Alachua County reported that new positive COVID-19 cases jumped from 2,072 the week of Dec. 31 to 6,524 the week of Jan. 14. Spreading or contracting the omicron variant is exactly what some professors and students hope to prevent.
“I can do this because there's a small class, and the first few weeks we’re outdoors doing stuff anyway,” Hostetler said. “So, it worked out well.”
Students who have to quarantine and miss class will be treated as being absent for any other sickness, according to an Aug. 18 campus brief.
Cynthia Roldán, a UF spokesperson, wrote in an email that classroom expectations haven’t changed. The university believes that if students and faculty continue to follow the necessary precautions, it will be a successful semester.
“We understand that the omicron variant has presented another challenge in the pandemic similar to the one we faced during the Fall semester with the delta variant,” Roldán wrote. “That is why university leadership has stressed the importance of wearing a mask… and getting a booster shot.”
Roldán didn’t answer questions on whether UF has advised professors to offer HyFlex or Zoom as an option for students quarantining.
UF has been extraordinarily vague and not very helpful at all, said Steve Noll, a history professor. The university only told him that he couldn't go completely online. There was no guidance on when he could move classes online, he said.
“They’ve given basically no guidelines,” Noll said. “It’s the Wild West.”
To alleviate some pressure from his students, Noll has taken it on himself to offer his students a HyFlex option.
He records his lectures and offers Zoom as an alternative to attending in-person classes.
A motto for Noll’s classes has been “no problem, no penalty,” which means he is making sure that his class is not adding stress to students who are COVID-19 positive, exposed to COVID-19 or feeling sick.
He realizes some students might take advantage of this and choose not to attend in-person classes or watch the Zoom lectures.
“But I said that's the price I’m willing to pay to having students be able to have a flexible learning arrangement,” Noll said.

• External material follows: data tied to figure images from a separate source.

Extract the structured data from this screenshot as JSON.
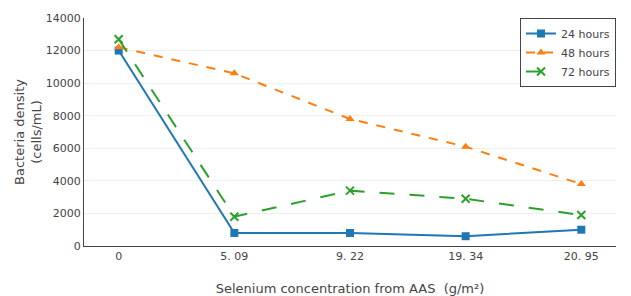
{
  "chart_data": {
    "type": "line",
    "categories": [
      "0",
      "5. 09",
      "9. 22",
      "19. 34",
      "20. 95"
    ],
    "series": [
      {
        "name": "24 hours",
        "values": [
          12000,
          800,
          800,
          600,
          1000
        ],
        "marker": "square",
        "line_style": "solid"
      },
      {
        "name": "48 hours",
        "values": [
          12200,
          10600,
          7800,
          6100,
          3800
        ],
        "marker": "triangle",
        "line_style": "dashed"
      },
      {
        "name": "72 hours",
        "values": [
          12700,
          1800,
          3400,
          2900,
          1900
        ],
        "marker": "x",
        "line_style": "longdashed"
      }
    ],
    "ylabel": "Bacteria density\n(cells/mL)",
    "xlabel": "Selenium concentration from AAS  (g/m²)",
    "ylim": [
      0,
      14000
    ],
    "yticks": [
      0,
      2000,
      4000,
      6000,
      8000,
      10000,
      12000,
      14000
    ],
    "grid": "y",
    "legend": "upper right"
  }
}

However, Ana Aguilar, a 20-year-old UF English sophomore, has not had all of her teachers be so accommodating.
Two days after classes started, Aguilar said she tested positive for COVID-19 and was worried about starting her semester missing class.
“I had to email them and ask for HyFlex, or some sort of accommodation, so that I wouldn't fall back during syllabus week,” she said. “And I'd say … almost half of them were accommodating — the other half just wouldn't do HyFlex.”
As classes went on and more students tested positive, her remaining classes began offering Zoom as an alternative. Expecting classes to be in-person left two of her professors — who had no plans to move online — to scramble and find an alternative, she said.
Some professors are defaulting to accommodations for students testing positive for COVID-19.
Rachel Salvatori, a 19-year-old UF English and history sophomore, felt lucky all of her professors were understanding when she tested positive for COVID-19 the second week of classes. Her professors quickly moved to excuse absences and offer HyFlex as an option.
“People are constantly getting out sick with COVID,” she said. “It seems like students are dropping from classes like flies.”